Do you enjoy cooking?

*Image by Engin Akyurt from Pixabay 

Friday, April 9, 2021

Mental and Emotional Exhaustion


I was feeling very unhappy in my current job (before the pandemic shut down everything). The feeling was so overwhelming that I had to call in sick one day simply because I could not bare to be there. When I returned the next day, a co-worker asked me if I was okay because my eyes looked sad. I enjoy some aspects of the work and how rewarding it can feel. So when I was feeling unhappy and like I didn't want to be there anymore I felt... guilty. 

Why don't I want to be there? What is it that's making me feel emotionally and mentally exhausted? I should be glad that I have a job. I should be happy that I am working as someone who can make a difference in someone's life (perhaps). Perhaps I was tired of the long commute, and started to think the pay wasn't worth it? That's my time, driving to and from work is my time. Time that I can't get back. Perhaps I was feeling a little unappreciated.
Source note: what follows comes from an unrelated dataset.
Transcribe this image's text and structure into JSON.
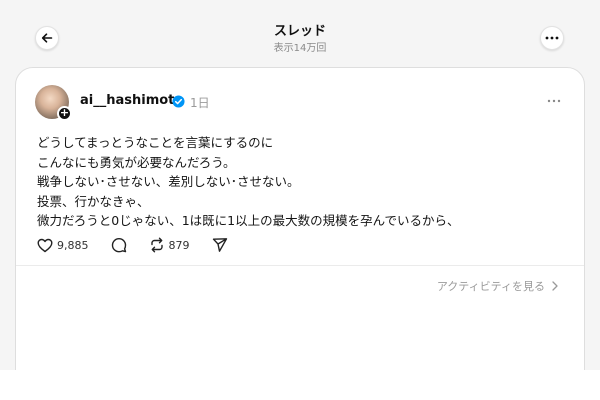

I have been working there for ten years, I was one of the original people that started working there when it just started. Perhaps the responsibility of the job was starting to weight on me. Perhaps... what? Perhaps, I just need a change?

During this time I was starting to read more on mindfulness and being present. It did help me a bit, but there was still something there. Something I couldn't see, only feel. I could feel it there nagging me. Then I decided that was it. I had to get out of there. I couldn't take it anymore and I decided that was going to be my last year there. I thought I was going to put a three month notice (that should give my boss enough time to find someone to replace me), but then a couple of weeks before I was going to give my notice, the pandemic hit, and the place had to close. 

Now what? we worked from home, but I was scared to quit because I wouldn't receive my unemployment. So, I stuck it out. At least I wasn't physically there and I'll work from home, it should be better. Right? No. I got sick a couple of weeks after. I don't believe it was Covid (though I didn't get tested for that). I think I got sick because of how emotionally and mentally stress I was. My body felt tired, it ached to move. I had no desire to do anything, but I still did the work. This lasted for about a week.

Even working from afar I still felt the same as I did working there. The time came to eventually talk to my boss about not returning to work. She was very understanding. I am grateful for that. 

I started to feel better, and that was when I started this blog. I stopped writing for a while because something else has come up (which is a story for another post).

I don't know what the point of writing this was. I guess just to work it out in my head. Thanks for reading if you did. Any comments are always welcomed.